A Day in the Sun: GT Solar’s Initial Public Offering
07/28/08 by Oxbury Research
Filed under Bourbon & Bayonets
With interest in alternative energy and the stocks that lie behind it, solar stocks have been the focus of much discussion, debate, and speculation this year. And last week, GT Solar International, Inc. (NASDAQ: SOLR) announced an initial public offering of 30.3 million shares of its common stock, priced at $16.50 a share.
Despite its mid-range pricing however, the stock fell the day after opening 13.71 percent, to $12.59 a share. What is in store for this stock, and is it worth buying? That depends on your view of the future of solar systems in this country and abroad, as well as your stomach for volatility.
The New Hampshire-based GT Solar manufactures photovoltaic (PV) fabrication lines and PV manufacturing equipment, and it also supplies reactors for silicon production.
According to a press release from the company, GT Solar International “is a leading global provider of specialized manufacturing equipment and services essential for the production of photovoltaic wafers, cells and modules and polysilicon. The company’s principal products are directional solidification systems and chemical vapor deposition reactors and related equipment.”

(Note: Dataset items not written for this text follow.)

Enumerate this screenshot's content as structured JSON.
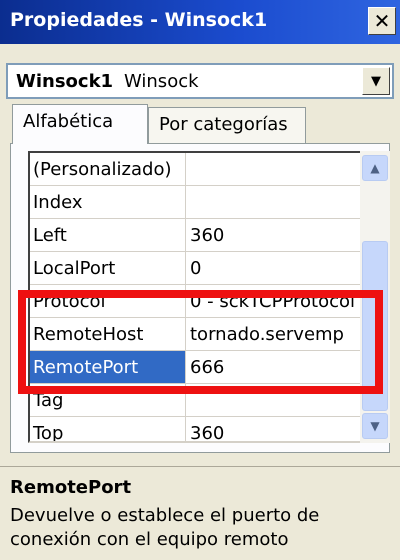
{
  "window": {
    "title": "Propiedades - Winsock1",
    "close_glyph": "✕"
  },
  "object_selector": {
    "name": "Winsock1",
    "type": "Winsock"
  },
  "tabs": [
    {
      "label": "Alfabética",
      "active": true
    },
    {
      "label": "Por categorías",
      "active": false
    }
  ],
  "properties": [
    {
      "name": "(Personalizado)",
      "value": ""
    },
    {
      "name": "Index",
      "value": ""
    },
    {
      "name": "Left",
      "value": "360"
    },
    {
      "name": "LocalPort",
      "value": "0"
    },
    {
      "name": "Protocol",
      "value": "0 - sckTCPProtocol"
    },
    {
      "name": "RemoteHost",
      "value": "tornado.servemp"
    },
    {
      "name": "RemotePort",
      "value": "666",
      "selected": true
    },
    {
      "name": "Tag",
      "value": ""
    },
    {
      "name": "Top",
      "value": "360"
    }
  ],
  "description": {
    "title": "RemotePort",
    "text": "Devuelve o establece el puerto de conexión con el equipo remoto"
  },
  "colors": {
    "highlight_box": "#ee1111",
    "selection": "#316ac5",
    "titlebar": "#0b2d8f"
  }
}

GT Solar has been doing its thing since 1994, and in 2006 it entered the polysilicon production equipment market, with its Missoula, Montana-based Polysilicon Division. So the company is clearly no newbie to this industry. It knows its way around the solar landscape.
The fact is, though, solar is an industry that has yet to prove itself with consistent profits, stability, or predictability. Even a company as solid and well-respected as GT Solar will have a difficult time convincing investors and the public that it’s a good investment at the moment.
In large part, investing in solar – or most any other alternative energy-related investment – is still a matter of faith. Faith that the market, profits, and money will follow what science and common sense have been telling us for years: that we must, and will, make “alternative” energies more mainstream. The question is, how fast will that happen, and what should we do with our money between now and then?
If you’re an optimist, you’ll look at the initial offering of a company like GT Solar International as an opportunity to get in on the ground floor of a company that’s blazing ahead into the future. If you’re more of a pessimist (or even a realist), you might wait to see if where we’re at now is the ground floor, or if we’re trying to get in the building a few flights up.
And as sure as the sun rises each day, we’ll eventually find out who was right.